Well, there are only three possibilities. It's the motor, the batteries, or the controller. How mini is the mini-bike? I have a small scooter/mini bike that came with a bad controller. I ditched the controller and installed a single contactor. Now I just switch in either 24 or 36 volts worth of batteries. Even with me on it it will do at least 15 mph at 36 volts and I am North of 250 pounds. I have not counted the teeth on the gears so I'm not sure what the ratio is set at, but everything about your setup sounds heavier duty then what I am talking about. I would try hooking some batteries straight across the motor. If you can, start with 12 volts then try 24 volts. Just use a pair of jumper cables and don't ride very far. 36 volts is starting to push it a little high for the jumper cable approach, but if you have a decent contactor laying around you can also try 36 volts. A clamp on ammeter would be great if you have one, then you can see how much current you are drawing. A voltmeter across the batteries will also give you useful information.

A 750 watt controller sounds like plenty to tool around on a minibike, but it is the easiest thing to take out of the loop, so I would start there. I would expect you to be able to do at least 20 mph on 36 volts on your minibike, but you may find that the motor needs a lot more current then the 20 amps or so your controller can provide.

damon


From: SteveS <[EMAIL PROTECTED]>
Reply-To: ElectricMotorcycles <[email protected]>
To: ElectricMotorcycles <[email protected]>
Subject: [ElectricMotorcycles] mini-bike performance
Date: Sat, 23 Jun 2007 15:04:50 -0400

Or lack thereof.

The volume of emails lately on the list served as a good kick in the can for my mini-bike project. I finally wired it up and tried it out. It was not a great experience.

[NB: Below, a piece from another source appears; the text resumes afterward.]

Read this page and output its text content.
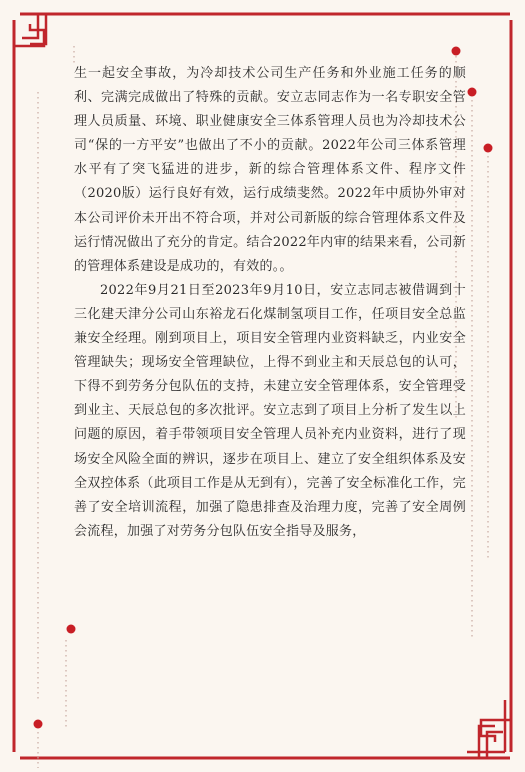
生一起安全事故，为冷却技术公司生产任务和外业施工任务的顺利、完满完成做出了特殊的贡献。安立志同志作为一名专职安全管理人员质量、环境、职业健康安全三体系管理人员也为冷却技术公司“保的一方平安”也做出了不小的贡献。2022年公司三体系管理水平有了突飞猛进的进步，新的综合管理体系文件、程序文件（2020版）运行良好有效，运行成绩斐然。2022年中质协外审对本公司评价未开出不符合项，并对公司新版的综合管理体系文件及运行情况做出了充分的肯定。结合2022年内审的结果来看，公司新的管理体系建设是成功的，有效的。。

2022年9月21日至2023年9月10日，安立志同志被借调到十三化建天津分公司山东裕龙石化煤制氢项目工作，任项目安全总监兼安全经理。刚到项目上，项目安全管理内业资料缺乏，内业安全管理缺失；现场安全管理缺位，上得不到业主和天辰总包的认可，下得不到劳务分包队伍的支持，未建立安全管理体系，安全管理受到业主、天辰总包的多次批评。安立志到了项目上分析了发生以上问题的原因，着手带领项目安全管理人员补充内业资料，进行了现场安全风险全面的辨识，逐步在项目上、建立了安全组织体系及安全双控体系（此项目工作是从无到有），完善了安全标准化工作，完善了安全培训流程，加强了隐患排查及治理力度，完善了安全周例会流程，加强了对劳务分包队伍安全指导及服务，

The power was very low and then the motor shed part of one magnet. Luckily I had another motor and put it and tried again. Still not working well. On flat ground I can get it to move along maybe 3-4 MPH after helping it start up. If I start on a downhill I can get the speed up to 5-7 MPH but it bogs down on any uphill slope.

Here's what I have.

Mini-bike frame with 11" rear tire.
Motor gear 12 teeth, rear gear 64 teeth
~1HP 36V large mower deck motor from an Elec-Trak
3 12V-18AH SLAs in series
36V 750W controller from a scooter store

If I calculate right at 5MPH I should be turning about 800RPM. Maybe I need a higher gear ratio? The motor is probably designed to run at a constant speed since it's from a mower deck. Could that be the problem? Or am I just asking too much from too little? On the flat it was pulling about 20A or so.Voltage stayed pretty steady. Batteries are new and freshly charged. It is a pretty heavy setup with the motor, batteries (and me!).

I didn't expect too much, but I thought it would move along.